Рядом прыгала дочка, прижимая к себе заграничного мишку. Жена чуть отстала. Я еле сдерживался. Того еще не хватало, реветь у всех на виду! И поняв мое состояние, отец загородил меня плечом. «Все хорошо», — сказал и прикурил мне сигарету.
Никогда не забуду ощущение того утра и мокрый след его губ на сигаретном фильтре. Это было давно, а теперь я возвращался из обычной командировки. Две недели не срок и Урал — родная земля, не за тридевять земель летал, но горели над крышами три голубые буквы «ЗИЛ». Я никогда не работал на этом заводе, я только собирал его историю, выписывал странички в архивах и расспрашивал очевидцев. Я не спешил к его проходным изо дня в день, я только писал о нем, но я был захвачен величием его истории. Конечно, Уралмаш больше, шире, грандиозней, но ЗИЛ — свой завод. Родной. Вся жизнь с ним. Я рос в Москве, и он рос в Москве, и судьбы наши пересекались каждый день.
Меня водили по Уралмашу, гигантскому заводу, выросшему на пустом месте в рыжей заболоченной тайге на кочках, поросших брусникой и маслятами.
Для меня не поднимали паровоза, чтоб я удивил читателей мощью техники и подсчитывал, сколько раз можно опоясать земной шар продукцией предприятия.

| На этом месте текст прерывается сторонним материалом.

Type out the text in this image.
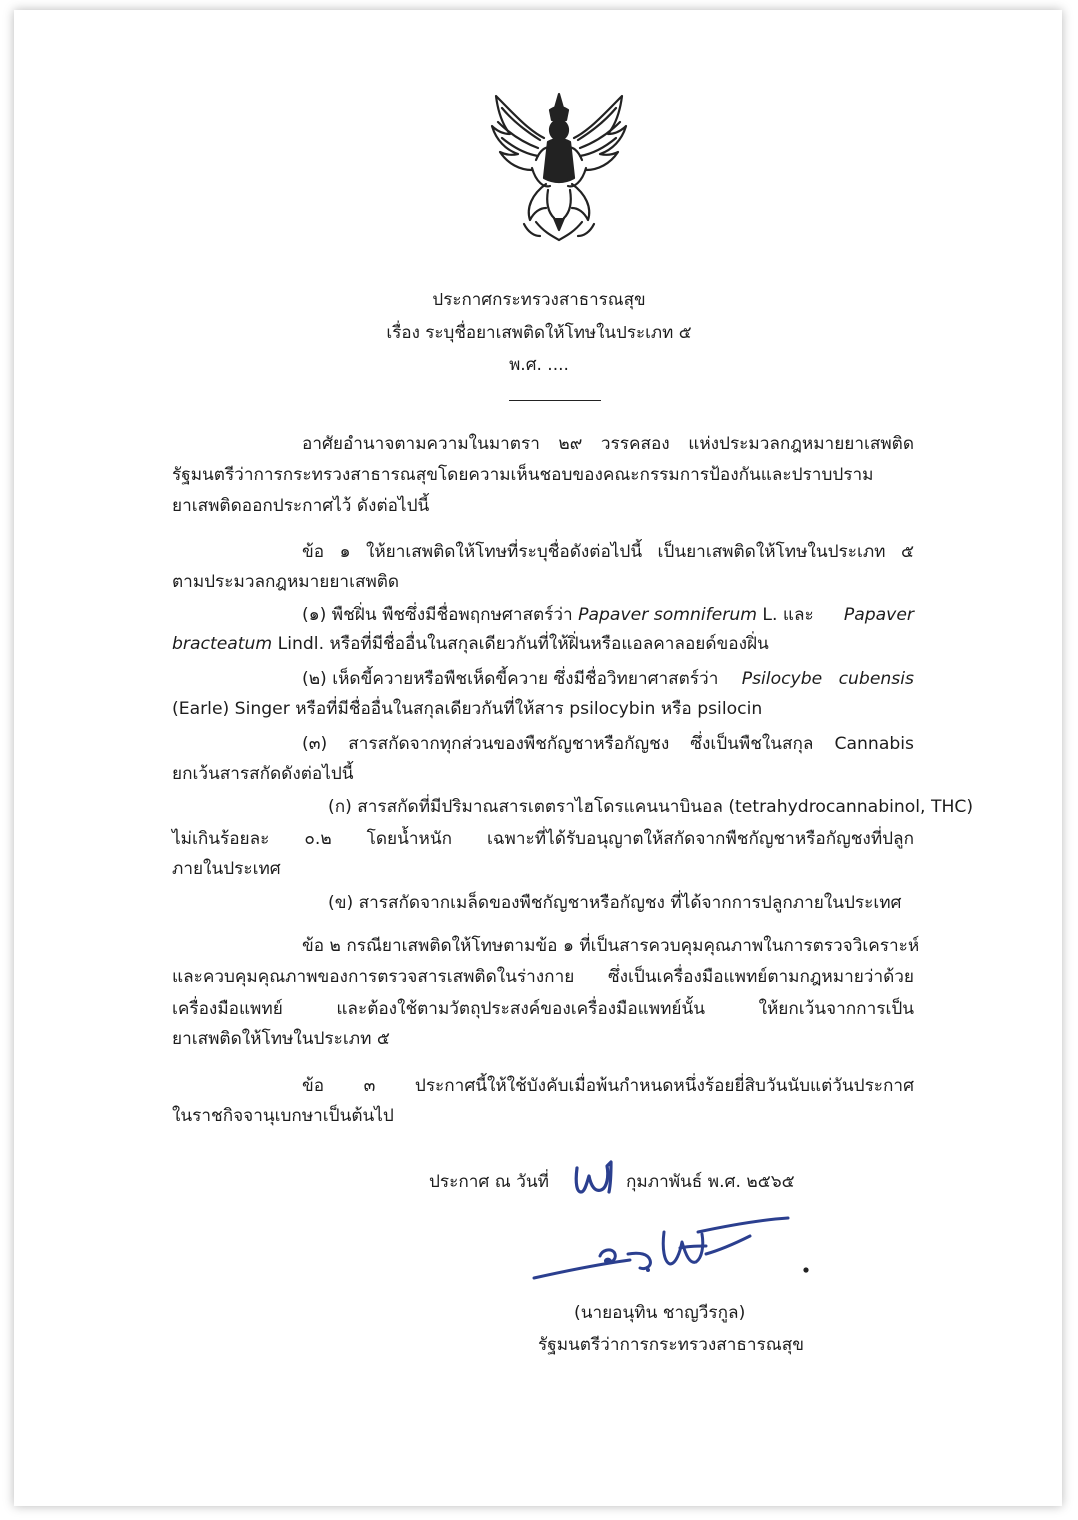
ประกาศกระทรวงสาธารณสุข
เรื่อง ระบุชื่อยาเสพติดให้โทษในประเภท ๕
พ.ศ. ....
อาศัยอำนาจตามความในมาตรา ๒๙ วรรคสอง แห่งประมวลกฎหมายยาเสพติด
รัฐมนตรีว่าการกระทรวงสาธารณสุขโดยความเห็นชอบของคณะกรรมการป้องกันและปราบปราม
ยาเสพติดออกประกาศไว้ ดังต่อไปนี้
ข้อ ๑ ให้ยาเสพติดให้โทษที่ระบุชื่อดังต่อไปนี้ เป็นยาเสพติดให้โทษในประเภท ๕
ตามประมวลกฎหมายยาเสพติด
(๑) พืชฝิ่น พืชซึ่งมีชื่อพฤกษศาสตร์ว่า Papaver somniferum L. และ Papaver
bracteatum Lindl. หรือที่มีชื่ออื่นในสกุลเดียวกันที่ให้ฝิ่นหรือแอลคาลอยด์ของฝิ่น
(๒) เห็ดขี้ควายหรือพืชเห็ดขี้ควาย ซึ่งมีชื่อวิทยาศาสตร์ว่า Psilocybe   cubensis
(Earle) Singer หรือที่มีชื่ออื่นในสกุลเดียวกันที่ให้สาร psilocybin หรือ psilocin
(๓) สารสกัดจากทุกส่วนของพืชกัญชาหรือกัญชง ซึ่งเป็นพืชในสกุล Cannabis
ยกเว้นสารสกัดดังต่อไปนี้
(ก) สารสกัดที่มีปริมาณสารเตตราไฮโดรแคนนาบินอล (tetrahydrocannabinol, THC)
ไม่เกินร้อยละ ๐.๒ โดยน้ำหนัก เฉพาะที่ได้รับอนุญาตให้สกัดจากพืชกัญชาหรือกัญชงที่ปลูก
ภายในประเทศ
(ข) สารสกัดจากเมล็ดของพืชกัญชาหรือกัญชง ที่ได้จากการปลูกภายในประเทศ
ข้อ ๒ กรณียาเสพติดให้โทษตามข้อ ๑ ที่เป็นสารควบคุมคุณภาพในการตรวจวิเคราะห์
และควบคุมคุณภาพของการตรวจสารเสพติดในร่างกาย ซึ่งเป็นเครื่องมือแพทย์ตามกฎหมายว่าด้วย
เครื่องมือแพทย์ และต้องใช้ตามวัตถุประสงค์ของเครื่องมือแพทย์นั้น ให้ยกเว้นจากการเป็น
ยาเสพติดให้โทษในประเภท ๕
ข้อ ๓ ประกาศนี้ให้ใช้บังคับเมื่อพ้นกำหนดหนึ่งร้อยยี่สิบวันนับแต่วันประกาศ
ในราชกิจจานุเบกษาเป็นต้นไป
ประกาศ ณ วันที่	กุมภาพันธ์ พ.ศ. ๒๕๖๕
(นายอนุทิน ชาญวีรกูล)
รัฐมนตรีว่าการกระทรวงสาธารณสุข
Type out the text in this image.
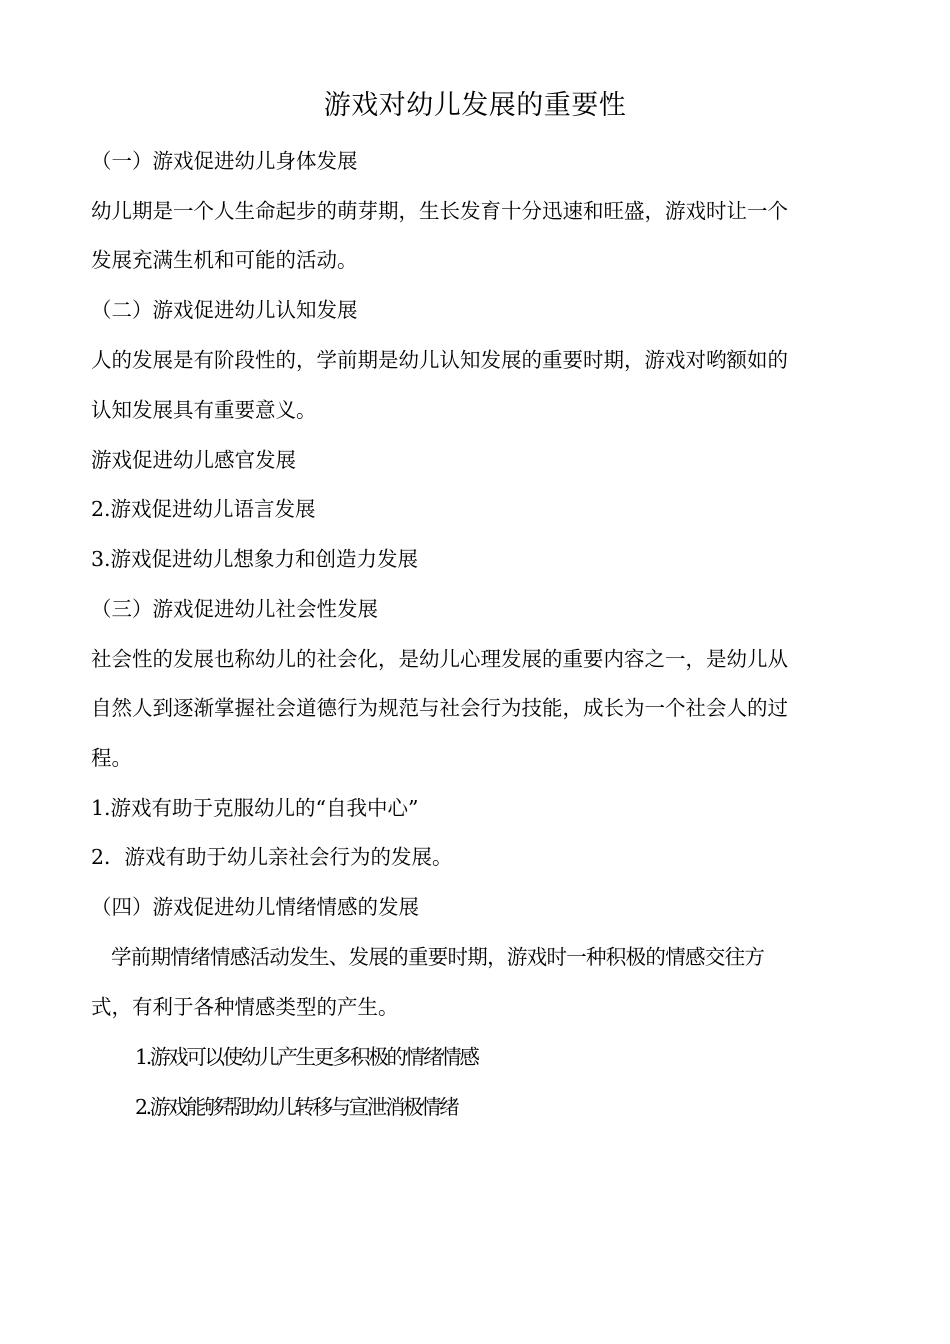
游戏对幼儿发展的重要性
（一）游戏促进幼儿身体发展
幼儿期是一个人生命起步的萌芽期，生长发育十分迅速和旺盛，游戏时让一个
发展充满生机和可能的活动。
（二）游戏促进幼儿认知发展
人的发展是有阶段性的，学前期是幼儿认知发展的重要时期，游戏对哟额如的
认知发展具有重要意义。
游戏促进幼儿感官发展
2.游戏促进幼儿语言发展
3.游戏促进幼儿想象力和创造力发展
（三）游戏促进幼儿社会性发展
社会性的发展也称幼儿的社会化，是幼儿心理发展的重要内容之一，是幼儿从
自然人到逐渐掌握社会道德行为规范与社会行为技能，成长为一个社会人的过
程。
1.游戏有助于克服幼儿的“自我中心”
2．游戏有助于幼儿亲社会行为的发展。
（四）游戏促进幼儿情绪情感的发展
学前期情绪情感活动发生、发展的重要时期，游戏时一种积极的情感交往方
式，有利于各种情感类型的产生。
1.游戏可以使幼儿产生更多积极的情绪情感
2.游戏能够帮助幼儿转移与宣泄消极情绪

Уралмаш — уникальное машиностроение: шагающие экскаваторы, прокатные станы, буровые установки, во время войны — тяжелые танки КВ и самоходные артиллерийские установки, которые брали насквозь и «тигра», и «фердинанда», и любой другой танк второй мировой войны.

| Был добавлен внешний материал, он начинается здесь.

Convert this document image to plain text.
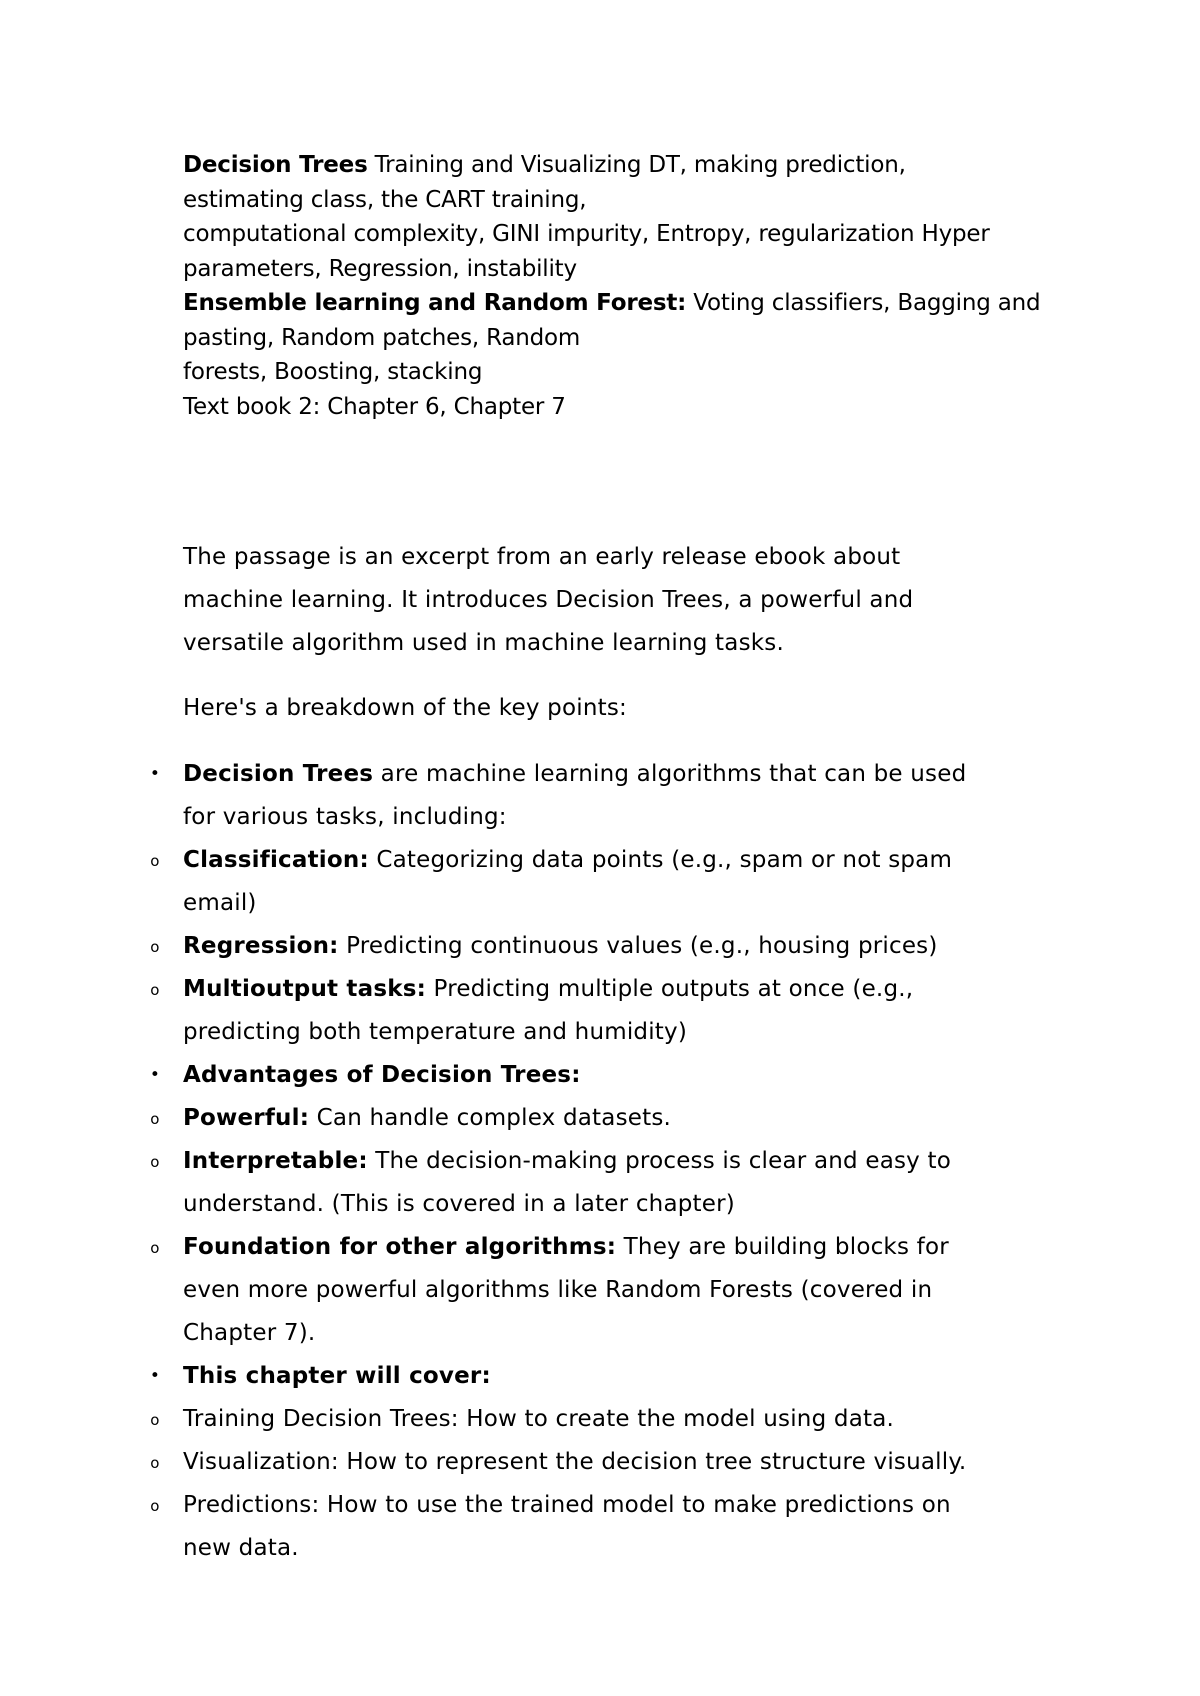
Decision Trees Training and Visualizing DT, making prediction,
estimating class, the CART training,
computational complexity, GINI impurity, Entropy, regularization Hyper
parameters, Regression, instability
Ensemble learning and Random Forest: Voting classifiers, Bagging and
pasting, Random patches, Random
forests, Boosting, stacking
Text book 2: Chapter 6, Chapter 7
The passage is an excerpt from an early release ebook about
machine learning. It introduces Decision Trees, a powerful and
versatile algorithm used in machine learning tasks.
Here's a breakdown of the key points:
• Decision Trees are machine learning algorithms that can be used
for various tasks, including:
o	Classification: Categorizing data points (e.g., spam or not spam
email)
o	Regression: Predicting continuous values (e.g., housing prices)
o	Multioutput tasks: Predicting multiple outputs at once (e.g.,
predicting both temperature and humidity)
• Advantages of Decision Trees:
o	Powerful: Can handle complex datasets.
o	Interpretable: The decision-making process is clear and easy to
understand. (This is covered in a later chapter)
o	Foundation for other algorithms: They are building blocks for
even more powerful algorithms like Random Forests (covered in
Chapter 7).
• This chapter will cover:
o	Training Decision Trees: How to create the model using data.
o	Visualization: How to represent the decision tree structure visually.
o	Predictions: How to use the trained model to make predictions on
new data.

Я не искал специально факта, который бы мог стать символом времени, выхваченным ритмом дня. Но в цехе крупных узлов, где собирают детали для шагающих экскаваторов, исполинов десятиэтажного роста, выступал перед коллективом симфонический оркестр Свердловской филармонии. И дело даже не в том, что все скрипачи, трубачи, дирижер во фраке и крупная дама с арфой поместились на расточном станке. Играли Чайковского, Пятую симфонию. И когда знакомые с детства звуки финала поплыли под сводами, закопченными электросваркой, пропахшими горелым маслом и окалиной, открылось что-то в душе, истина какая-то. Вспомнился разрушенный домик в Клину, фотографии военных лет...

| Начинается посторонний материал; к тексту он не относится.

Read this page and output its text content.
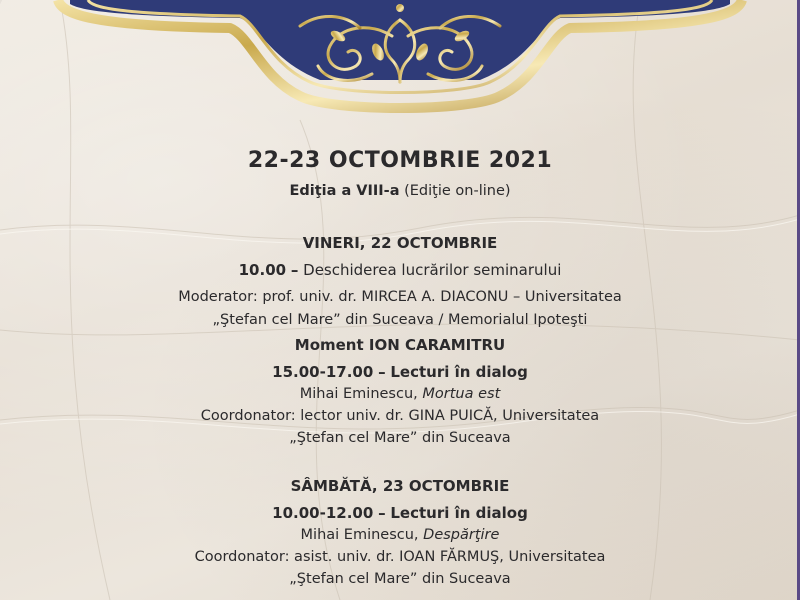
22-23 OCTOMBRIE 2021
Ediţia a VIII-a (Ediţie on-line)
VINERI, 22 OCTOMBRIE
10.00 – Deschiderea lucrărilor seminarului
Moderator: prof. univ. dr. MIRCEA A. DIACONU – Universitatea
„Ştefan cel Mare” din Suceava / Memorialul Ipoteşti
Moment ION CARAMITRU
15.00-17.00 – Lecturi în dialog
Mihai Eminescu, Mortua est
Coordonator: lector univ. dr. GINA PUICĂ, Universitatea
„Ştefan cel Mare” din Suceava
SÂMBĂTĂ, 23 OCTOMBRIE
10.00-12.00 – Lecturi în dialog
Mihai Eminescu, Despărţire
Coordonator: asist. univ. dr. IOAN FĂRMUŞ, Universitatea
„Ştefan cel Mare” din Suceava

Все оркестранты были во фраках, а слушатели — в спецовках, мастера — в халатах и кладовщицы из инструментальной тоже в халатах.
Я помню свое послевоенное детство и то, как выходили на сцену фрачные конферансье. С астрой на груди, с готовой шуточкой, что-нибудь вроде: «Только что шел я на наш концерт — и вот вижу...» А зал уже заранее улыбался, потому что все эти люди, прошедшие войну, голод, эвакуацию, живущие в коммунальных квартирах, видели в этом фрачном человеке какого-то выходца из другого мира, с неведомого острова, где тишь да гладь, где девушки в белых платьях из парашютного шелка танцуют вальсы Штрауса, а мужчины кушают пирожные эклер.